I thought I was going to have a lot of free time to kill, but camp chores, gear adjustments, and crying breaks all take time. I have been able to do some swimming in the lake, a bit of hiking on the day I worked from the Falls Lake Trail, some reading, and some social time. M&J fed me dinner and advice when I went over to pick up the new phone that I had shipped to their house, and the new phone allowed me to have a good conversation with JC. Just being in the woods all day has been really relaxing and is helping with my goal of staying more embodied, even when (or especially when) things got a little uncomfortable or frustrating.
Tomorrow I plan to start heading east to Croatan National Forest, with a potential overnight stop at Busco Beach. There are a number of $10/night campgrounds to choose from, as well as $0/night dispersed camping, so I'll want to do some exploration before settling down anywhere for the week.
Things I Learned
- Campsites C-14, C-15, and C-16 all have a nice view of the lake through the trees and a shared trail down to the water. C-20 has a platform surrounded by a majestic little drop into a wooded valley.
- Cotton balls smeared in petroleum jelly are an amazing and dirt cheap fire-starter. I can't understand why I only learned about them this year.
- Uncle Ben's Ready Rice, the whole grain kind, is not as good as brown rice from a pressure cooker, but damn it is convenient.

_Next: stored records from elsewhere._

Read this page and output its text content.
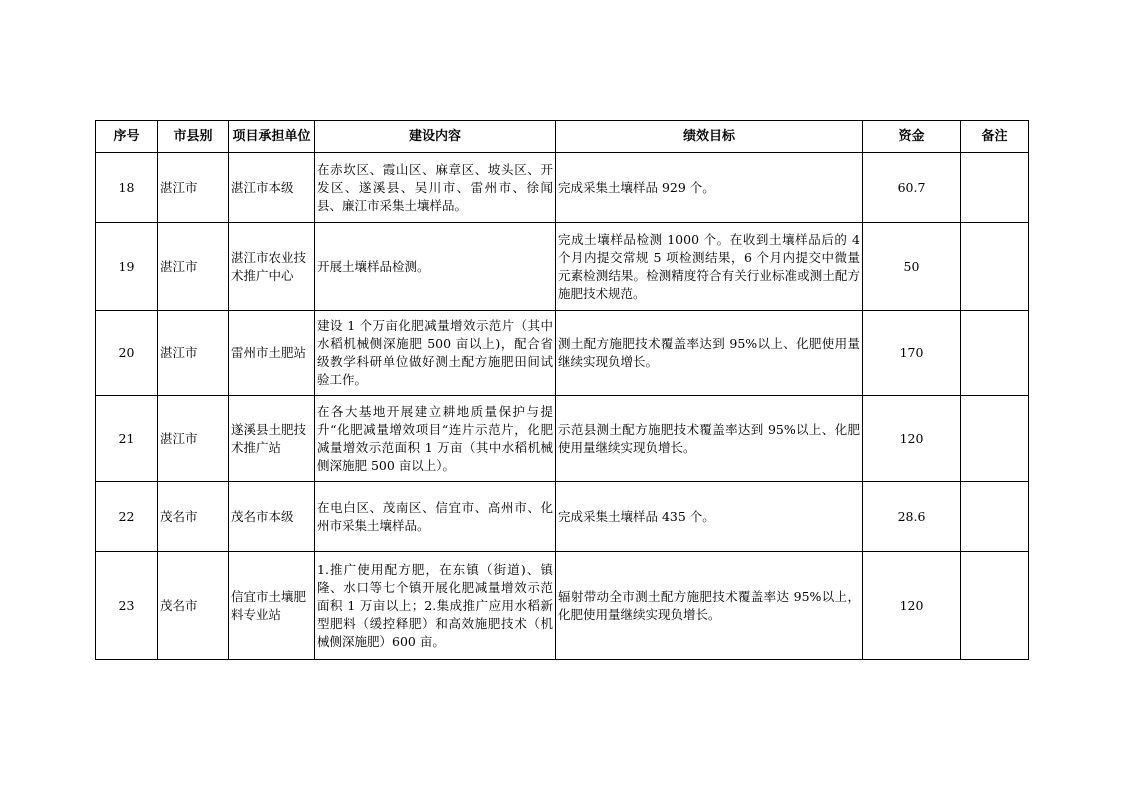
序号	市县别	项目承担单位	建设内容	绩效目标	资金	备注
18	湛江市	湛江市本级	在赤坎区、霞山区、麻章区、坡头区、开发区、遂溪县、吴川市、雷州市、徐闻县、廉江市采集土壤样品。	完成采集土壤样品 929 个。	60.7	
19	湛江市	湛江市农业技术推广中心	开展土壤样品检测。	完成土壤样品检测 1000 个。在收到土壤样品后的 4 个月内提交常规 5 项检测结果，6 个月内提交中微量元素检测结果。检测精度符合有关行业标准或测土配方施肥技术规范。	50	
20	湛江市	雷州市土肥站	建设 1 个万亩化肥减量增效示范片（其中水稻机械侧深施肥 500 亩以上)，配合省级教学科研单位做好测土配方施肥田间试验工作。	测土配方施肥技术覆盖率达到 95%以上、化肥使用量继续实现负增长。	170	
21	湛江市	遂溪县土肥技术推广站	在各大基地开展建立耕地质量保护与提升“化肥减量增效项目“连片示范片，化肥减量增效示范面积 1 万亩（其中水稻机械侧深施肥 500 亩以上）。	示范县测土配方施肥技术覆盖率达到 95%以上、化肥使用量继续实现负增长。	120	
22	茂名市	茂名市本级	在电白区、茂南区、信宜市、高州市、化州市采集土壤样品。	完成采集土壤样品 435 个。	28.6	
23	茂名市	信宜市土壤肥料专业站	1.推广使用配方肥，在东镇（街道)、镇隆、水口等七个镇开展化肥减量增效示范面积 1 万亩以上；2.集成推广应用水稻新型肥料（缓控释肥）和高效施肥技术（机械侧深施肥）600 亩。	辐射带动全市测土配方施肥技术覆盖率达 95%以上，化肥使用量继续实现负增长。	120	
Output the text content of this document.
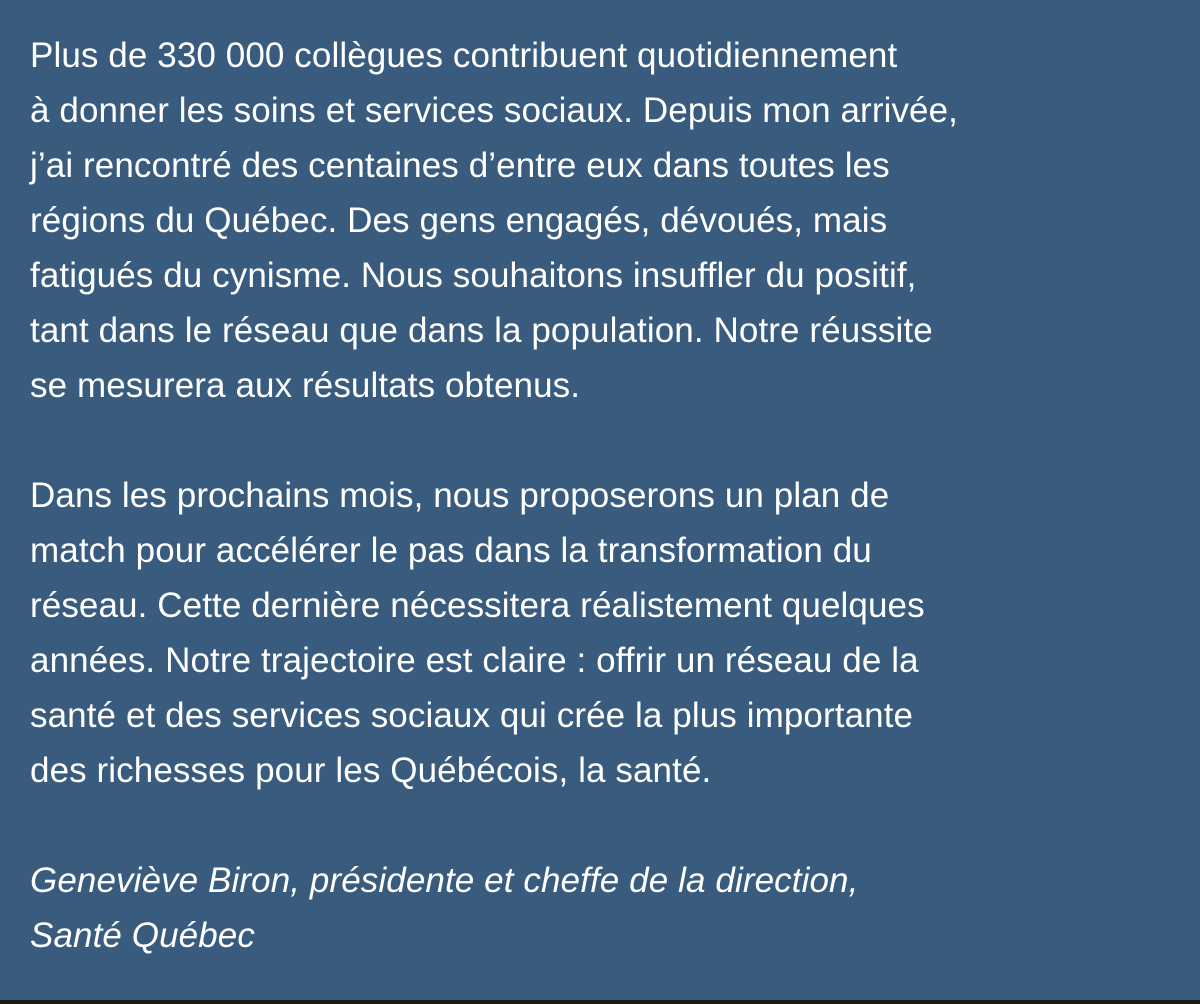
Plus de 330 000 collègues contribuent quotidiennement
à donner les soins et services sociaux. Depuis mon arrivée,
j’ai rencontré des centaines d’entre eux dans toutes les
régions du Québec. Des gens engagés, dévoués, mais
fatigués du cynisme. Nous souhaitons insuffler du positif,
tant dans le réseau que dans la population. Notre réussite
se mesurera aux résultats obtenus.

Dans les prochains mois, nous proposerons un plan de
match pour accélérer le pas dans la transformation du
réseau. Cette dernière nécessitera réalistement quelques
années. Notre trajectoire est claire : offrir un réseau de la
santé et des services sociaux qui crée la plus importante
des richesses pour les Québécois, la santé.

Geneviève Biron, présidente et cheffe de la direction,
Santé Québec
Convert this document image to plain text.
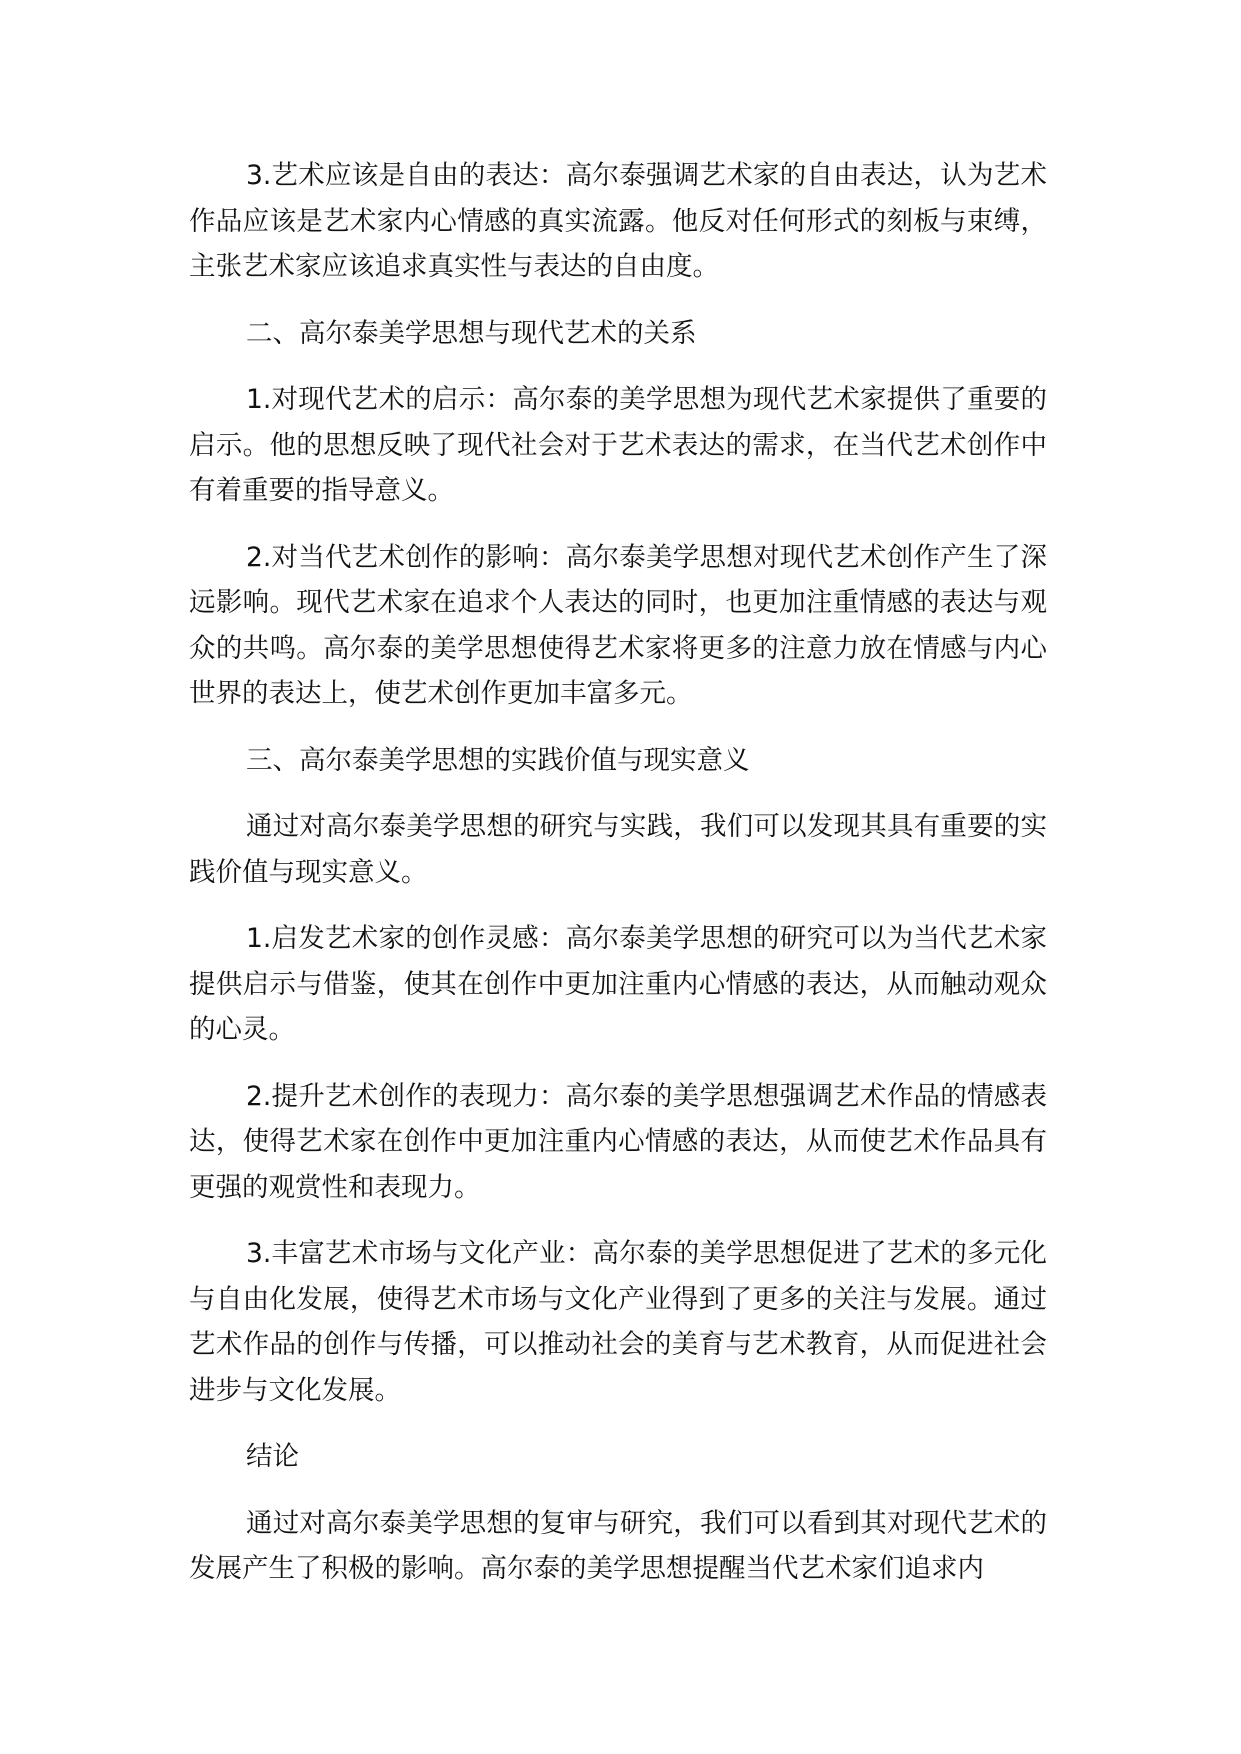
3.艺术应该是自由的表达：高尔泰强调艺术家的自由表达，认为艺术作品应该是艺术家内心情感的真实流露。他反对任何形式的刻板与束缚，主张艺术家应该追求真实性与表达的自由度。

二、高尔泰美学思想与现代艺术的关系

1.对现代艺术的启示：高尔泰的美学思想为现代艺术家提供了重要的启示。他的思想反映了现代社会对于艺术表达的需求，在当代艺术创作中有着重要的指导意义。

2.对当代艺术创作的影响：高尔泰美学思想对现代艺术创作产生了深远影响。现代艺术家在追求个人表达的同时，也更加注重情感的表达与观众的共鸣。高尔泰的美学思想使得艺术家将更多的注意力放在情感与内心世界的表达上，使艺术创作更加丰富多元。

三、高尔泰美学思想的实践价值与现实意义

通过对高尔泰美学思想的研究与实践，我们可以发现其具有重要的实践价值与现实意义。

1.启发艺术家的创作灵感：高尔泰美学思想的研究可以为当代艺术家提供启示与借鉴，使其在创作中更加注重内心情感的表达，从而触动观众的心灵。

2.提升艺术创作的表现力：高尔泰的美学思想强调艺术作品的情感表达，使得艺术家在创作中更加注重内心情感的表达，从而使艺术作品具有更强的观赏性和表现力。

3.丰富艺术市场与文化产业：高尔泰的美学思想促进了艺术的多元化与自由化发展，使得艺术市场与文化产业得到了更多的关注与发展。通过艺术作品的创作与传播，可以推动社会的美育与艺术教育，从而促进社会进步与文化发展。

结论

通过对高尔泰美学思想的复审与研究，我们可以看到其对现代艺术的发展产生了积极的影响。高尔泰的美学思想提醒当代艺术家们追求内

- Uncle Ben is in no way a real person, living or dead.
- Dehydrated mashed potatoes are actually quite good. If you add more water than it says to on the package, you can make a potato soup.
- Free electricity is way easier to come by than I had anticipated, even when the sun isn't shining. There are outlets over all the sinks in the bathrooms, I guess for hairdryers?
- You can get a sunburn from light reflected off of clouds. I was working in the shade under a tree, facing away from the sun, when some clouds rolled in and the north side of me got burned (thankfully not badly enough to be uncomfortable).
- Looking up from the computer to see herons and egrets commuting to work.
- A spider weaving its web next to me while I watched the cumulus clouds across the lake, front-lit by the sunset and back-lit by flashes of lightning.
- Riding through the smell of pine trees and farm ponds at night on an empty country road.
- Falling asleep to the sound of rain on a tarp.